The fix isn’t better prompting, exactly. It’s adversarial architecture. One agent finds; a separate agent disputes. A third evaluates the disagreement and decides. This three-model structure — finder, challenger, referee — breaks the sycophancy loop by creating an explicit institutional role for doubt. The challenger’s job isn’t to reach a verdict; it’s to pressure-test the finder’s conclusions. When the two models disagree significantly, the disagreement itself is information worth surfacing, not resolving artificially.

Financial services firms deploying AI for review functions — and there are many, across compliance monitoring, credit risk assessment, audit planning — mostly haven’t built this structure. They’ve deployed the finder and called it a review. The outputs look rigorous: citations, confidence scores, flagged items, structured reports. The architecture, though, is one-sided. There’s nobody whose job is to push back.

The regulatory implication is worth taking seriously. When a compliance team presents AI-assisted findings to a regulator, the question that should be asked — and increasingly will be — is: what’s the challenge mechanism? Not “was a human in the loop?” but “what process exists to surface false positives?” A single-model finding with human sign-off is not the same as a two-model process with explicit challenge built in. The difference matters for the quality of the outcome and for the auditability of how it was reached.

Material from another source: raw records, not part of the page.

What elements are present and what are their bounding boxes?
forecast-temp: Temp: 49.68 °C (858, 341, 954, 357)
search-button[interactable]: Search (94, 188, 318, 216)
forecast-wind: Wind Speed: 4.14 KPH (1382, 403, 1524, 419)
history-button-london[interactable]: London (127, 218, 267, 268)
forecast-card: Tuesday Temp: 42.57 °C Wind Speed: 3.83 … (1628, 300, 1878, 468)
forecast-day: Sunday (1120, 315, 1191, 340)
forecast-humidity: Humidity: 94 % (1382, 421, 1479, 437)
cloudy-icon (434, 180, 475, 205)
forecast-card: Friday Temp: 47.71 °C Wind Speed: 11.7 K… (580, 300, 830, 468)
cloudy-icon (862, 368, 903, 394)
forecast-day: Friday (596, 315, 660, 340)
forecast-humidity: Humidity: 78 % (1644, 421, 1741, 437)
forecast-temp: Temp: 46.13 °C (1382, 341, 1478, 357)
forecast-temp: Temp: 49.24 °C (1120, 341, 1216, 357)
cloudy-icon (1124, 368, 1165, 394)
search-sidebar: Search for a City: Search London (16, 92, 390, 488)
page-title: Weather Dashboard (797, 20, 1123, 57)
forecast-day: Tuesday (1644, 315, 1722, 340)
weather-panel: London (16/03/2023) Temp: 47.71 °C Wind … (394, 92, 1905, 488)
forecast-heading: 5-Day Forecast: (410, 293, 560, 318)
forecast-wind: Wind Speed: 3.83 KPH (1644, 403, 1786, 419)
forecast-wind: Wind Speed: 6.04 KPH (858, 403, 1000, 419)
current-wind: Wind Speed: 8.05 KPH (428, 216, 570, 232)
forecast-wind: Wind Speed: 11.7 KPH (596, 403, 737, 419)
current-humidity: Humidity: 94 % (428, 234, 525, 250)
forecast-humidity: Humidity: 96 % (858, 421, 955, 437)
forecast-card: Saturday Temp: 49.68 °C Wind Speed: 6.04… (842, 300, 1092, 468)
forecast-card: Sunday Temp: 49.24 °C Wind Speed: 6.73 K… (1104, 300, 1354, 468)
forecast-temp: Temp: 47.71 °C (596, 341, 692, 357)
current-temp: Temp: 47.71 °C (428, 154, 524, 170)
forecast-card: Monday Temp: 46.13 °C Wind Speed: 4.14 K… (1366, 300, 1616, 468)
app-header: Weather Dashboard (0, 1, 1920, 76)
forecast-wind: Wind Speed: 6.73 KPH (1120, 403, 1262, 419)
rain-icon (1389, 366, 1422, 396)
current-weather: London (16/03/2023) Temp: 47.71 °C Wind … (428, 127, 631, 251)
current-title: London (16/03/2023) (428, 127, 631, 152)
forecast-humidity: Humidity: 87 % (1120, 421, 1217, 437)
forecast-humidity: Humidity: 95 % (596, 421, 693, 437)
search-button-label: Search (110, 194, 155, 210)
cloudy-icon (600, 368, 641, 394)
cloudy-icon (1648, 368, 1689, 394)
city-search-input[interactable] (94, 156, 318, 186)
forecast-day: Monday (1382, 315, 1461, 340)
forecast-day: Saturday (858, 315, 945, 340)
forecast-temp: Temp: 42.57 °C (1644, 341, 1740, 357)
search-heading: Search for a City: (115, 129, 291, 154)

None of this means AI review is unreliable or should be avoided. The opposite: well-designed AI review is more consistent, more scalable, and more auditable than purely human review processes, most of which have their own sycophancy problems — just of the social rather than technical variety. Reviewers under deadline pressure, in institutional cultures where challenge is career-risky, find what they expect to find with impressive reliability.

The point is that the failure mode of directive prompting is specific, predictable, and fixable. Fix it at the architecture level, not the prompt level. Build the challenger in from the start. The finder will be more useful for having something that pushes back on it.


P.S. The most practically useful question before any AI-assisted review deployment: “If this system found nothing, would we believe it?” If the honest answer is no — if the institutional expectation is that findings will be generated — then the system is being asked to perform rigor rather than exercise it. That’s a design problem, not a model problem.